Женечка не проявила удивления.
— Очевидно, поезд отменили? Какая досада. Но мы же опоздаем на открытие Олимпиады.
Дядюшка только руками развел: что он может поделать?
— Это так неожиданно, — сказала Женечка без тени недовольства. — Что будет с билетами на поезд? За них можно вернуть деньги? А билет на пароход до Константинополя? Они подлежат замене?
— Женечка, да какие билеты, все пропало! — воскликнул генерал.
— Вам нельзя волноваться, — наставительно сказала племянница и взяла его руку в свои изящные девичьи ладони. — Вы что-то скрываете от меня. Приложили столько усилий, чтобы поездка состоялось, и вдруг в последний момент сообщаете мне об отмене. Не могу в это поверить. Дядюшка, признавайтесь, что произошло?
— Вот пусть тебе господин Ванзаров объяснит, — Бутовский указал на гостя, о присутствии которого словно забыли.
Женечка послушно подняла на него глазки правильной формы с голубым отливом зрачков. Ванзаров представился, как это он делал всегда.
— Очень приятно, — сказала она, указывая гостю легким движением бровей, что ему позволяют сесть. Упоминание «сыскной» и «полиции» не произвело на нее никакого впечатления. — Чем же вы можете объяснить такой странный поворот событий, господин Ванзаров?
— Это долгий разговор, — ответил он.
— Теперь я никуда не тороплюсь, — ответили ему, а голубые глазки принялись тщательно изучать его внешность, подробно остановившись на усах. — Наверняка у вас припасена необыкновенная история.
— В каком-то смысле, — сказал Ванзаров, следя за движениями лица милой барышни. — Но для этого нам надо остаться наедине.
Бутовский не сразу понял, что его присутствие теперь излишне.

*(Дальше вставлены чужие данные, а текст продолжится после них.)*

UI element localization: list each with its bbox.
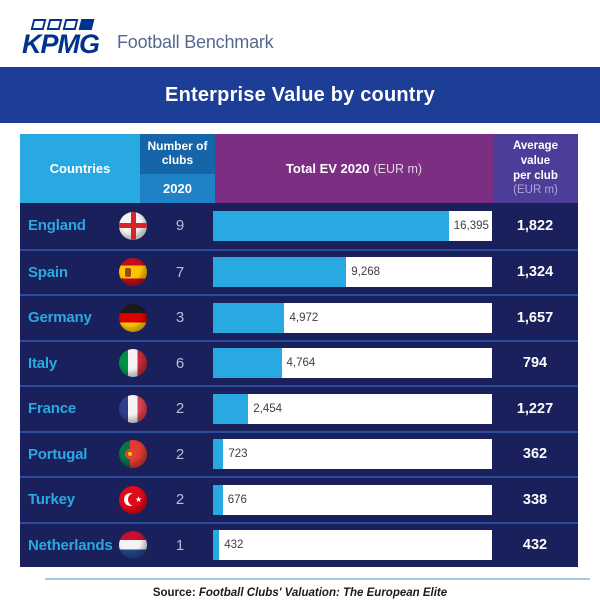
country-label: Portugal [28,445,88,463]
table-row: Spain 7 9,268 1,324 [20,248,578,294]
ev-bar-track: 4,972 [213,302,492,333]
footer-divider [45,578,590,580]
ev-bar-value: 432 [224,539,244,552]
clubs-header-label: Number of clubs [140,134,215,174]
table-row: Turkey 2 676 338 [20,476,578,522]
kpmg-square-icon [78,19,95,30]
brand-header: KPMG Football Benchmark [0,0,600,58]
ev-bar-track: 16,395 [213,210,492,241]
ev-bar-track: 676 [213,484,492,515]
kpmg-square-icon [46,19,63,30]
avg-value-column-header: Average value per club (EUR m) [493,134,578,203]
ev-bar-value: 4,972 [289,311,319,324]
england-flag-icon [119,211,147,240]
avg-value: 1,227 [516,400,554,417]
kpmg-square-icon [30,19,47,30]
france-flag-icon [119,394,147,423]
avg-value: 1,324 [516,264,554,281]
table-row: Italy 6 4,764 794 [20,339,578,385]
avg-value: 1,822 [516,217,554,234]
germany-flag-icon [119,303,147,332]
country-label: Italy [28,354,58,372]
source-label: Source: [152,587,196,599]
table-header: Countries Number of clubs 2020 Total EV 2… [20,134,578,203]
ev-bar-value: 676 [227,493,247,506]
chart-title-bar: Enterprise Value by country [0,67,600,123]
ev-bar-track: 432 [213,530,492,561]
ev-bar-track: 723 [213,439,492,470]
avg-value: 794 [522,355,548,372]
clubs-count: 2 [175,445,185,463]
table-row: Germany 3 4,972 1,657 [20,294,578,340]
ev-bar-fill [213,348,282,379]
ev-bar-value: 9,268 [351,266,381,279]
country-label: Turkey [28,491,75,509]
clubs-header-year: 2020 [140,174,215,203]
ev-bar-track: 9,268 [213,257,492,288]
total-ev-column-header: Total EV 2020 (EUR m) [215,134,493,203]
kpmg-logo: KPMG [22,19,100,59]
portugal-flag-icon [119,440,147,469]
avg-value: 1,657 [516,309,554,326]
countries-column-header: Countries [20,134,140,203]
ev-table: Countries Number of clubs 2020 Total EV 2… [20,134,578,567]
clubs-count: 9 [175,217,185,235]
spain-flag-icon [119,258,147,287]
ev-bar-fill [213,257,347,288]
avg-value: 362 [522,446,548,463]
chart-title: Enterprise Value by country [165,83,435,106]
product-name: Football Benchmark [117,32,274,52]
table-body: England 9 16,395 1,822 Spain 7 9,268 1,3… [20,203,578,567]
ev-bar-value: 16,395 [453,219,489,232]
ev-bar-track: 2,454 [213,393,492,424]
source-note: Source: Football Clubs' Valuation: The E… [0,587,600,599]
ev-bar-fill [213,302,285,333]
kpmg-logo-text: KPMG [22,29,100,59]
avg-header-unit: (EUR m) [513,184,558,197]
ev-bar-value: 723 [228,448,248,461]
country-label: Netherlands [28,536,113,554]
table-row: Portugal 2 723 362 [20,430,578,476]
turkey-flag-icon [119,485,147,514]
ev-bar-track: 4,764 [213,348,492,379]
avg-value: 432 [522,537,548,554]
clubs-count: 1 [175,536,185,554]
netherlands-flag-icon [119,531,147,560]
source-text: Football Clubs' Valuation: The European … [198,587,448,599]
total-ev-header-unit: (EUR m) [373,161,423,176]
country-label: Spain [28,263,68,281]
clubs-count: 3 [175,309,185,327]
ev-bar-value: 4,764 [286,357,316,370]
ev-bar-fill [213,210,449,241]
avg-value: 338 [522,491,548,508]
clubs-column-header: Number of clubs 2020 [140,134,215,203]
kpmg-square-icon [62,19,79,30]
ev-bar-value: 2,454 [253,402,283,415]
kpmg-squares-icon [30,19,99,30]
table-row: France 2 2,454 1,227 [20,385,578,431]
country-label: France [28,400,76,418]
clubs-count: 2 [175,491,185,509]
ev-bar-fill [213,393,249,424]
clubs-count: 7 [175,263,185,281]
italy-flag-icon [119,349,147,378]
ev-bar-fill [213,439,224,470]
clubs-count: 6 [175,354,185,372]
total-ev-header-label: Total EV 2020 [285,161,370,176]
country-label: England [28,217,86,235]
table-row: England 9 16,395 1,822 [20,203,578,249]
ev-bar-fill [213,530,220,561]
clubs-count: 2 [175,400,185,418]
ev-bar-fill [213,484,223,515]
country-label: Germany [28,309,92,327]
table-row: Netherlands 1 432 432 [20,521,578,567]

— Но позвольте… — начал он.
— Дядюшка, неудобно отказывать, если господин Ванзаров желает поговорить с глазу на глаз, — и голубые глазки послали ему нежный приказ.
Генерал недовольно крякнул и встал, не зная, как достойно выйти из положения.
— Прошу вас в столовую, там маменька только завтракать спустилась. Позавтракайте, дядюшка!
— Да, да, завтракать, — Бутовский сделал вид, что как раз это он и хотел сделать, а племянница подбодрила его улыбкой.
Дверь тихо затворилась за ним.
— Вы редкая девушка, — сказал Ванзаров, постаравшись вложить в слова как можно больше искренности.
— Вы полагаете? — спросила она столь просто, словно речь шла о ком-то другом.
— Несомненно. Господину Риберу досталось истинное сокровище. За вами он будет как за каменной стеной.
— Напомните ему об этом при случае, — сказала Женечка.